Ever since I was a small child I can remember watching valiant attempts at effective, anti-drug campaigns on t.v. Who can forget the famous father and son drug confrontation??–“I learned it from watching you!” (In case you aren’t familiar with this 80’s classic, you can check it out here)
Twenty years later those commercials still pepper the television. And while some of them remain unconvincing, some of them are also pretty creative. In particular, the National Youth Anti-Drug Media Campaign launched an ad this past May that I really liked:
This commercial is noteworthy due to its insight about motivations. Many of the “voices” that the young man hears are actually quite good ones. He would be foolish not to listen to them. They are providing healthy, compelling reasons to stay off drugs.
Yet this ad recognizes the pitfalls of listening to those “good voices.” Were he to follow their advice, even when it’s good, the teen would still be engaging in the same faulty decision-making that led him astray in the first places: It’s all a form of peer pressure. Whether it’s a pot-head friend at school or his concerned parents, these voices are all exerting a kind of pressure that sways his conscience in their direction, rather than helping him to form opinions of his own.
So instead of being tossed around by the various voices of others, this ad encourages teens to make their own decisions. In doing so, teens will have an immovable North Star amidst the storm of competing voices.
On one level, I think this perspective is brilliant. It exposes the human tendency to people-please, the vanity of it, and the ways in which this desire can pervert even the best of intentions. But what’s even more significant to me is that this type of well-intentioned people-pleasing is very present in the Church. Frequently Christians are motivated not by God’s opinion, but the opinions of other Christians. This kind of people-pleasing is sometimes hard to identify because it often results in a seemingly healthy Christian life. The opinions that are most revered are frequently very sound and good. Yet we go astray whenever our primary spiritual compass is determined by them. Rather than weigh our lives against the teachings of Christ and God’s Word, we listen more intently to those Christians whom we most respect.
And that leads us to the ultimate flaw with the anti-drug ad. It fails to actually identify the only voice that matters–God’s. Contrary to what the commercial implies, the teenager’s own voice is really no different from the other voices he hears. As fallible humans, our emotions and circumstances cloud our judgment and give us conflicting messages all the time. Discerning the difference between your voice and others can often be a nearly impossible task. At times, the two are indistinguishable.
And the same is true for Christians. When we are driven by the opinions of others, even if their advice is godly, we are doing little more than the insecure teenager who is enslaved to the opinion of her peers. While the outcome may look different on the outside–one lifestyle appears to be healthy while the other does not–the underlying motives are the same. Both the Christian and the teenager are building upon a foundation that will ultimately falter.
That is why our only true North Star is the voice of the Father.
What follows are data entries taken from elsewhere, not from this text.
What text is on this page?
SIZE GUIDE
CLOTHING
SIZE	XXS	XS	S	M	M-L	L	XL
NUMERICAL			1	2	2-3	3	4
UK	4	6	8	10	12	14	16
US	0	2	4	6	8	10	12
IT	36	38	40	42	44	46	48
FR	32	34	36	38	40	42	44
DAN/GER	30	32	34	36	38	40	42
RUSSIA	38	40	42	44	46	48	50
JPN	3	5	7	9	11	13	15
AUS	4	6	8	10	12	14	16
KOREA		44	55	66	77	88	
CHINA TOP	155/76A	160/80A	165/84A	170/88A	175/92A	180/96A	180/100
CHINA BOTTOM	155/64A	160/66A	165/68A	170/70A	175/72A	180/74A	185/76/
Only the perfect words of Scripture can anchor us amidst the voices of others and ourselves. That is why a better, more holistic closing to the ad would therefore read, “The only voice that matters is Yours.” In our culture, that is a message that every teenager, every woman, and every Christian needs to hear.
Thank you for this needed reminder of a simple yet profound concept. Working on a church staff in particular, it is critical to keep in mind that pleasing even the good, Godly voices around us is not to be a substitute for pleasing God Himself. I appreciate the opportunity you’ve given me to put this into practice today!